For there are in fact two of us, as I discovered a couple of years ago. There’s little danger of our being confused as Junior is, so far as I can gather, a pupil at Gravesend Grammar School. And he seems to be quite good at sport, which is why his name gets onto the school website and hence Google in the first place. I wish him well in life; I only ask that if he goes into writing, please could he use a different name. Unless he becomes wildly successful and attracts millions of devoted fans who will buy anything with that name on the cover, in which case please use the name you have with my blessing.

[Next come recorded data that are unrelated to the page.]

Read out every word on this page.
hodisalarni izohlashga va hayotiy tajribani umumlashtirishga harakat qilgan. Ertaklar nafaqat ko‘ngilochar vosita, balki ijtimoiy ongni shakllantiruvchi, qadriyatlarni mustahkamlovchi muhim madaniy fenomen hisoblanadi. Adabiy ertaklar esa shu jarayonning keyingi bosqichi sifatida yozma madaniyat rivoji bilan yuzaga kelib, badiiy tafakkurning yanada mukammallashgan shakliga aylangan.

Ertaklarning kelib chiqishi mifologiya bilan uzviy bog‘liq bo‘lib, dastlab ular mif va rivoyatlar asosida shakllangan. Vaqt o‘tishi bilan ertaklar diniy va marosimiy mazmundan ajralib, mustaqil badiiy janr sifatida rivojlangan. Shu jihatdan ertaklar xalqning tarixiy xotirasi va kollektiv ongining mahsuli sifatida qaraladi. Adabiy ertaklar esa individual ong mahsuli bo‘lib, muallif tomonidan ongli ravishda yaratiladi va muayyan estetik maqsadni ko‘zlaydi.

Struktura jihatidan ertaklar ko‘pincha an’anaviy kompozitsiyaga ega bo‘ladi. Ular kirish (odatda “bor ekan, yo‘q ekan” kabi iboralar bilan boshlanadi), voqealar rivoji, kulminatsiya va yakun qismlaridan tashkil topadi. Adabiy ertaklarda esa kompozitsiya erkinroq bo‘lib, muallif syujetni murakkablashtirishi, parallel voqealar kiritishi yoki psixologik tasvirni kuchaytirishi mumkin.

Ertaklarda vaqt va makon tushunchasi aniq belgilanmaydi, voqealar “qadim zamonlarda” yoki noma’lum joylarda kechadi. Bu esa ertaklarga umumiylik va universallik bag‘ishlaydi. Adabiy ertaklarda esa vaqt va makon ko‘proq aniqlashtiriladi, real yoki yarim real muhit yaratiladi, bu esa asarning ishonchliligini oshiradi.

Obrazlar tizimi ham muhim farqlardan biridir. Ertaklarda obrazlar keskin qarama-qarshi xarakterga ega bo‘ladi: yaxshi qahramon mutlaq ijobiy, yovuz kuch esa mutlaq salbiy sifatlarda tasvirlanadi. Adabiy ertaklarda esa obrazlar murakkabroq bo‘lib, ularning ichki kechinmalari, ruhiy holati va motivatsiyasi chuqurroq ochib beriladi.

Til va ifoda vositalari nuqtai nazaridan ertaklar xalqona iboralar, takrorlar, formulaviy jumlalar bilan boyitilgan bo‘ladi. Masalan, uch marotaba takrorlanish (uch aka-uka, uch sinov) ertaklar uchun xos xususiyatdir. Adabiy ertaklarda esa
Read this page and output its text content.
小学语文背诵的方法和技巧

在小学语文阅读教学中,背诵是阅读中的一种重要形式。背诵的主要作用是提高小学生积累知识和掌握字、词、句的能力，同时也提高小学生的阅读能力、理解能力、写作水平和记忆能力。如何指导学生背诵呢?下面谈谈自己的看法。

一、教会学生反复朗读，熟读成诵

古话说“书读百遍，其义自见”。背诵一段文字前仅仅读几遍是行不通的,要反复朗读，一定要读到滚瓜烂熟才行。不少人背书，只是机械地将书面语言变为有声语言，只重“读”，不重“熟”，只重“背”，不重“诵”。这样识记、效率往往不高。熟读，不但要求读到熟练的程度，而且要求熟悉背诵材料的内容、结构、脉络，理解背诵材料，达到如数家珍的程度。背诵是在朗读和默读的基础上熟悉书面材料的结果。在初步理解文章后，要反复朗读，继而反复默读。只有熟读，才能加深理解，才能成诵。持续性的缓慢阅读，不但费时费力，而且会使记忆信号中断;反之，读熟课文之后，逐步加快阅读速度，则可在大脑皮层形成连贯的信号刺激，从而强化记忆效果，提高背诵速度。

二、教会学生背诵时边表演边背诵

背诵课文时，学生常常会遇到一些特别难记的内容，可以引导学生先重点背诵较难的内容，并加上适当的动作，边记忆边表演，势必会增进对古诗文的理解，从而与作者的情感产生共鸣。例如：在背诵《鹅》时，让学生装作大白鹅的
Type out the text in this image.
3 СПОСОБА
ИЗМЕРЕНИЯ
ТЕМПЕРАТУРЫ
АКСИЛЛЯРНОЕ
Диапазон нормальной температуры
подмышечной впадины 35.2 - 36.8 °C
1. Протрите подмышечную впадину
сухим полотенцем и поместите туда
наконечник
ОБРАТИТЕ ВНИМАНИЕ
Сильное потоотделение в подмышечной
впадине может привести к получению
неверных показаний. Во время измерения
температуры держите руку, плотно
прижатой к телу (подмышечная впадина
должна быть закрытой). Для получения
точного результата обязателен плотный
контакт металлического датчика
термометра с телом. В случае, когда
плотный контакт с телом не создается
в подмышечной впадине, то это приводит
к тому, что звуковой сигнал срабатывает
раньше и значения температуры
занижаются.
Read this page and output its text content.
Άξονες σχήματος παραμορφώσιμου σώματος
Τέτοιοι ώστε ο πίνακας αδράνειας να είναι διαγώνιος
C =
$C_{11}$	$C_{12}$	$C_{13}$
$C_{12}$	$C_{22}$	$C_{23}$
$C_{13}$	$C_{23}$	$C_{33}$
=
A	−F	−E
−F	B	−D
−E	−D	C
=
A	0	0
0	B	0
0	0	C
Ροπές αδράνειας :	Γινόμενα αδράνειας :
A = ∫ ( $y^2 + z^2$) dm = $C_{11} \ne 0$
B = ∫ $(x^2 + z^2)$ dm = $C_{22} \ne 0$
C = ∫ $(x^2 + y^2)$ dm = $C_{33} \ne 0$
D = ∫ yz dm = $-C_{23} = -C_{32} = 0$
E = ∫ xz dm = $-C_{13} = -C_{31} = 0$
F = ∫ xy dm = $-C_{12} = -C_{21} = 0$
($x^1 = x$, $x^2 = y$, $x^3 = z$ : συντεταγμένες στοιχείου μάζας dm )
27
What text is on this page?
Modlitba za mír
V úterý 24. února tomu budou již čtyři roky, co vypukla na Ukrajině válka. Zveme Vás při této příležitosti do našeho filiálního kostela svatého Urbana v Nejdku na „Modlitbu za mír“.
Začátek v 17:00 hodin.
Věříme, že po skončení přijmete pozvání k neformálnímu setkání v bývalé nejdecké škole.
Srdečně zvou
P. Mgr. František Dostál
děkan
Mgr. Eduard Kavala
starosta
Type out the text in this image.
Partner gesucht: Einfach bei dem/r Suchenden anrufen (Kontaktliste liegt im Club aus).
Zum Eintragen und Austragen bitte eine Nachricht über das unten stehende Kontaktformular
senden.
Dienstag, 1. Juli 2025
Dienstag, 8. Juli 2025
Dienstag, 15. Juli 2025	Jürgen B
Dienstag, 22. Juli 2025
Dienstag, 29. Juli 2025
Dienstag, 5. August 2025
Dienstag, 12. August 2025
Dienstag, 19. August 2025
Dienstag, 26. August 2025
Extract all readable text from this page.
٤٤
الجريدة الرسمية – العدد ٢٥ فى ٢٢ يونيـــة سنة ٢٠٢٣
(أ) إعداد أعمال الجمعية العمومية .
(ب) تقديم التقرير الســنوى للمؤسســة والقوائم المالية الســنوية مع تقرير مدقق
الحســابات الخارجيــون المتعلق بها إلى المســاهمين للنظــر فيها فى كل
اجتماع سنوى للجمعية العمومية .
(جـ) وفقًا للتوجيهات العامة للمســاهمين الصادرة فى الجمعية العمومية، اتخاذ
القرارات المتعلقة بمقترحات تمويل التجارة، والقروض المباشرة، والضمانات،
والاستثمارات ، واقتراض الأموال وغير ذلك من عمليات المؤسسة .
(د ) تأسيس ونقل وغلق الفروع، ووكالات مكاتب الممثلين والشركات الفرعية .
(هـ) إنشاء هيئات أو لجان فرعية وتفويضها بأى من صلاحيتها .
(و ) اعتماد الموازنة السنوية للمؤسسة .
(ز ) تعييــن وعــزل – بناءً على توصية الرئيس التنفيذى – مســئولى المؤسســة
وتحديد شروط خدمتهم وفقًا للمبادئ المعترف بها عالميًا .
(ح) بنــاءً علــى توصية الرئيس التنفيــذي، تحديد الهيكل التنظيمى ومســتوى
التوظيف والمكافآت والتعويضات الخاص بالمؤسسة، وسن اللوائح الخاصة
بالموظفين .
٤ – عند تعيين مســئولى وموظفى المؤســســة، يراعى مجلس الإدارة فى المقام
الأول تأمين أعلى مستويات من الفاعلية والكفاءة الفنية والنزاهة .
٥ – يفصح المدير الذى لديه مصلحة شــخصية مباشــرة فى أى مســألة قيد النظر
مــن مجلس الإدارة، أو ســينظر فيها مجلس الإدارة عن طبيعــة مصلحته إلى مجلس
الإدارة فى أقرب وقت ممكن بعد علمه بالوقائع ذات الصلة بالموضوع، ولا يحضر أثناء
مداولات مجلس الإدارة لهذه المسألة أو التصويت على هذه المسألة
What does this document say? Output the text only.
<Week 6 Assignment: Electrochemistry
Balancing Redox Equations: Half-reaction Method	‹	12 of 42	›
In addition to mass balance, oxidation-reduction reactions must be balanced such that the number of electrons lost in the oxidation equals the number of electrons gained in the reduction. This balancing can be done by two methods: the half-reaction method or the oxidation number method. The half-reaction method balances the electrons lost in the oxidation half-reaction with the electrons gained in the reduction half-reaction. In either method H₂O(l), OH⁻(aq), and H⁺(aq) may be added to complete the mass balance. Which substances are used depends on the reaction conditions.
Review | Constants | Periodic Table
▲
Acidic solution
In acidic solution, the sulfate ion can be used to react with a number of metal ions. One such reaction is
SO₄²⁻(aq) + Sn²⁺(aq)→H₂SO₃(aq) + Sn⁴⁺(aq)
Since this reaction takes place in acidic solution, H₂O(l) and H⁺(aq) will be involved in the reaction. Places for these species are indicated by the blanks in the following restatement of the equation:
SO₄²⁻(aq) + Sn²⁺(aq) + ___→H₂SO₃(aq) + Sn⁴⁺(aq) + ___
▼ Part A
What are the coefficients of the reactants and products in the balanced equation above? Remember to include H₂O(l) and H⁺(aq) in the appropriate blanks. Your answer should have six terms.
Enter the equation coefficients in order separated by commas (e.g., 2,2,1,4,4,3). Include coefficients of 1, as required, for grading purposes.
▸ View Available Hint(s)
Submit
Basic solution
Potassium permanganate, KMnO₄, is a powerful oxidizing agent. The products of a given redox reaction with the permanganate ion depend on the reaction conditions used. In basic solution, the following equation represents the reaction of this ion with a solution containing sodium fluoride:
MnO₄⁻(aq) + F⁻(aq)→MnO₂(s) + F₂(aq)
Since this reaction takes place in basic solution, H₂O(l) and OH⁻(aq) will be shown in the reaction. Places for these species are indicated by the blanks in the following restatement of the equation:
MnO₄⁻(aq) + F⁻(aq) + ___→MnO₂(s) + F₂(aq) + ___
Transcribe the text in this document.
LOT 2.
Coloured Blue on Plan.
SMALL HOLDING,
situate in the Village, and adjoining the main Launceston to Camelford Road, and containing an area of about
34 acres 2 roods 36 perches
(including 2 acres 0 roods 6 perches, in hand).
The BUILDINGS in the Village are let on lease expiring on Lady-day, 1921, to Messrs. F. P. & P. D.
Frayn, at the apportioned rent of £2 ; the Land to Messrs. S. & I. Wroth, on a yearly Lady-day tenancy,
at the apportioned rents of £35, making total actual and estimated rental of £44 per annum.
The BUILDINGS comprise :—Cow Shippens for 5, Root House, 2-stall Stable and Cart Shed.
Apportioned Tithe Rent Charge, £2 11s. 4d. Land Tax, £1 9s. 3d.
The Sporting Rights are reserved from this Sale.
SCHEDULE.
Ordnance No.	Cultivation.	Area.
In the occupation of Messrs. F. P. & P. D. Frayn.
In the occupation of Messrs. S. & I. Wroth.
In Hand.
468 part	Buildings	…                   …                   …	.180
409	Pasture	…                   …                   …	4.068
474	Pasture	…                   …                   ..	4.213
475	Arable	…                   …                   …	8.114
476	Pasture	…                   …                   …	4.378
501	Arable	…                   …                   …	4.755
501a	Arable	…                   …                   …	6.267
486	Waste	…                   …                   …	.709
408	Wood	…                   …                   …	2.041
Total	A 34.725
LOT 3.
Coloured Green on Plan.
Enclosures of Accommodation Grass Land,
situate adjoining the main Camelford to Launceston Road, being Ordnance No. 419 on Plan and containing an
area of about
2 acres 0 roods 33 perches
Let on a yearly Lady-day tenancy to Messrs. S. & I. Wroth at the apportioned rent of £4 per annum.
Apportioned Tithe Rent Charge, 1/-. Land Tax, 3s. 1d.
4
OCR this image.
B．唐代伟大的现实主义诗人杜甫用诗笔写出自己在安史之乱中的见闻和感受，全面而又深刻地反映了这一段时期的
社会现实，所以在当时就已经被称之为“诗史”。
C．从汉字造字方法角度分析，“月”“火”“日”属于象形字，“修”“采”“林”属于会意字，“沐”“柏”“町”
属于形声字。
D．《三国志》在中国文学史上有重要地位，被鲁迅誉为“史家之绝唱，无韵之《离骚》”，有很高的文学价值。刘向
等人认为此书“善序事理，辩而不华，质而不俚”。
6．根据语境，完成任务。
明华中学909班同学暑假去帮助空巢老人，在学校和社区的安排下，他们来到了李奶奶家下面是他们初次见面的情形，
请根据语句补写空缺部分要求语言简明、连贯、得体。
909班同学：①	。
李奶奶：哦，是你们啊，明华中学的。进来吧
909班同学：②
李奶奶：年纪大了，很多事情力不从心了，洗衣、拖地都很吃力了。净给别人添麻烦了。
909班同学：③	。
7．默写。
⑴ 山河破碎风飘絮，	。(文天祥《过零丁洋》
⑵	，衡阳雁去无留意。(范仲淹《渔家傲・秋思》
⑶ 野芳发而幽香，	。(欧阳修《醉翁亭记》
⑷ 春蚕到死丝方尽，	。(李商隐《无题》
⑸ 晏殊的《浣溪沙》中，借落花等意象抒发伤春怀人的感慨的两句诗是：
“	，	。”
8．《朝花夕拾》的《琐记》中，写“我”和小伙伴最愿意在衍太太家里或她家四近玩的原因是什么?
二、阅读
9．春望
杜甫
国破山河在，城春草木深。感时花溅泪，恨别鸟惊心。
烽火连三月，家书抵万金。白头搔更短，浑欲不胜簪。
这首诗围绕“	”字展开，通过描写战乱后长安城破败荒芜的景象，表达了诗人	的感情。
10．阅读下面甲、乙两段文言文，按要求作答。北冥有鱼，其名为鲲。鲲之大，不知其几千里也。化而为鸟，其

And now I know what he looks like, and if I had a good memory I could name his friends. This all happened yesterday. Recreating the search conditions today fails to get the Facebook link back. Did Facebook release it into the public domain by accident? I’ve tried going to Facebook with the intention of searching, but they expect me to sign up even to do that much. So take my word for it, he seems a sound, outstanding fella as befits anyone with such an illustrious name.

On a COMPLETELY different topic – except that it relates to online privacy, which isn’t completely tangential to the subject at hand – see this page from the ACLU for proof (if it were needed) that you can have too much information.

The things old people say

Lunch today was with my grandmother in the communal dining room at the Home for Aged Retired Empire Matriarchs. During the starter course I was surprised to think I heard a particular phrase drift over from the gaggle of little old ladies on the next table.

“Did that old lady just say something about exposed canine genitalia?” I asked my mother.

“Maybe,” she replied. We listened carefully. A few moments later, there it was again. It rhymes with bogs rowlocks.

“Yes, she did,” she confirmed.

Forensic analysis of what we could hear suggests the lady was talking about QI and Stephen Fry’s explanation of where the term comes from. I think I could have guessed. I mean, if you’ve ever seen a dog that hasn’t been Done then the reason stands out like … well, something very standing out.

But, even so. The standard of little old lady that you get today is just shocking.

Shortly after we heard a conversation starting “Of course, when my husband was at HQ UKLF …” and we felt we were back on familiar ground.

When her husband was at HQ UKLF, I wonder if he was positively vetted?

The martyrdom of St Benjamin

I’ve decided I have a martyr complex, and I know exactly where it came from. Ten years of stiff upper lip public school education.

Another legacy of public school is hating to travel away from my loved ones. For some reason Woking station after dark always comes to mind, probably because that was where – only a couple of times, but obviously it marked me – I would return to school at the end of a half term break with my grandmother, while my parents were abroad.

Thus, on those occasions as an adult when I still have to travel away from my loved ones the martyr complex kicks in with a whoop of glee. Really heavy duty misery ahead, whoopee! Like, yesterday I had to travel down to Brighton for various meetings this morning. I decided I would head off from work early (4ish), suffer the periphery of the rush hour on the M25 and be bored and lonely all evening.

Result: I was miserable right from saying goodbye to Best Beloved in the morning and for the rest of the day, until finally it dawned on me (thanks to a sane colleague) that I didn’t have to do it quite like that. I could go home, have dinner, leave 7ish with rush hour out of the way, get to Brighton, turn right in, not have time to be lonely and do my stuff this morning as planned. The madness is over! The martyr complex is identified and told to go stuff itself!

And so that is what I did. Plus most of the drive was on empty motorways after dark, which I actually quite enjoy. It makes me fell very Vangelis-y.

Bonusbarn comments that I don’t have a martyr complex, I just need to develop common sense in certain areas of my life. I cunningly riposte that it’s much the same thing, really. Still, I have gained a little in self-knowledge and that’s always the first step in self-rectification.